The wide Waitemata is essential to Auckland's beauty. The expanse of water between the port and the North Shore is wide enough to be enchanting but not so wide that its visual appeal could not be easily ruined. A careless wharf extension could destroy it.
The port enlargement plan highlighted by the Herald today has been lurking just below the public consciousness for too long. Its implications for Auckland's scenic qualities are too serious for it to proceed without proper public scrutiny. Yet that is what seems to be happening as the Auckland Council puts through its 30-year plan for the city.

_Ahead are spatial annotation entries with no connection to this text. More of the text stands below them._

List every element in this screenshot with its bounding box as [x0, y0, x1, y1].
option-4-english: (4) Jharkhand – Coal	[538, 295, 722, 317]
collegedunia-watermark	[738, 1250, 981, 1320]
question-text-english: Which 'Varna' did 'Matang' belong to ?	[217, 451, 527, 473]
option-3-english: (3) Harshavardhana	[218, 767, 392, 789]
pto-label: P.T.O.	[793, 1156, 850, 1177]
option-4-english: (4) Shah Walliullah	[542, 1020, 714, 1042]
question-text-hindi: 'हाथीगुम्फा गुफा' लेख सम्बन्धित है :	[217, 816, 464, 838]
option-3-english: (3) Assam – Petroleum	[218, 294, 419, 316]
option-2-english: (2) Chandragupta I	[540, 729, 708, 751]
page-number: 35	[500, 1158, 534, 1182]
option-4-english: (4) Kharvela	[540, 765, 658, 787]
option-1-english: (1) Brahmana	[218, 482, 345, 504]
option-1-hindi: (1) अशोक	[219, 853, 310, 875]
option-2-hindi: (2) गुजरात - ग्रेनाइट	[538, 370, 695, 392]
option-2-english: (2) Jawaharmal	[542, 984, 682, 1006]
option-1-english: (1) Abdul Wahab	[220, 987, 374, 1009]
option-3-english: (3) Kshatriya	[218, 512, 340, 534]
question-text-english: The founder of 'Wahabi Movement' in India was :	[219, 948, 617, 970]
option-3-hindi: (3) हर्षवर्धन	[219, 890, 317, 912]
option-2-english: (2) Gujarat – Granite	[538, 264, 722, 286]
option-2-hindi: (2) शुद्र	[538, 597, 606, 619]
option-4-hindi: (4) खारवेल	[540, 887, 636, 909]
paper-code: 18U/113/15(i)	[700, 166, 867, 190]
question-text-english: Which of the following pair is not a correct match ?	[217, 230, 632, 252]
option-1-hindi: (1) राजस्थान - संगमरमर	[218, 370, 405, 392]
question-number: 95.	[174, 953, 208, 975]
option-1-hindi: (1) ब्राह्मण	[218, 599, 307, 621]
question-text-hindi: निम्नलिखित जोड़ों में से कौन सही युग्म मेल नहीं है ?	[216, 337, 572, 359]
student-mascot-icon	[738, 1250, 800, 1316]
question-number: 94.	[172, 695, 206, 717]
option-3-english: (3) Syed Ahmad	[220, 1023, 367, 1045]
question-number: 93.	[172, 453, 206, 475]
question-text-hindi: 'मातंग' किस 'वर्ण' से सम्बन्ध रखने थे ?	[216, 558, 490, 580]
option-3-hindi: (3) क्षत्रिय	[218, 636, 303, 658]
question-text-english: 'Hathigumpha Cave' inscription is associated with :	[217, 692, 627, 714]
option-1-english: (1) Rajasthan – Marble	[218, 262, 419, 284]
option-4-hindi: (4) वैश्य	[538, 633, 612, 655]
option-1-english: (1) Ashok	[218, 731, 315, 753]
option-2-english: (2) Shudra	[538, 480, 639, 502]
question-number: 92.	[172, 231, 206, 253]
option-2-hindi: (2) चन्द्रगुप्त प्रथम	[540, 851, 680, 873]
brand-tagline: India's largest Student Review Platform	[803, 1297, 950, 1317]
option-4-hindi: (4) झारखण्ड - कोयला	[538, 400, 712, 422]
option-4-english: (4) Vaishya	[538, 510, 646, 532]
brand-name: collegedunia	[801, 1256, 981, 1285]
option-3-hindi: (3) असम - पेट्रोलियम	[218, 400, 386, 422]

Patient readers - and the long bromides that planners write require extreme patience - will find references in the draft plans to the port's need of further operation space, and some vague charts of the container wharves, but nothing that specifies precisely what the visual impact would be. For an idea of that impact the Queen St business association, Heart of the City, had to commission the digital representations we publish today.
Their drawings suggest the enlarged Bledisloe and Fergusson Wharves would be about twice as long as Queens Wharf, extending about halfway to Devonport. The harm that this would do the vista from the city to the harbour entrance can be easily imagined. But the pictures do not show the view looking into the harbour, the one that greets sailors, Gulf ferries and cruise ships as they come into the Waitemata.
At present they see a pleasantly wide and welcoming waterway between North Head and Mechanics Bay and the big container base lies well away. If these plans come to fruition, the channel will be narrowed and today's grand harbour entrance could be reduced to a passage past a working port.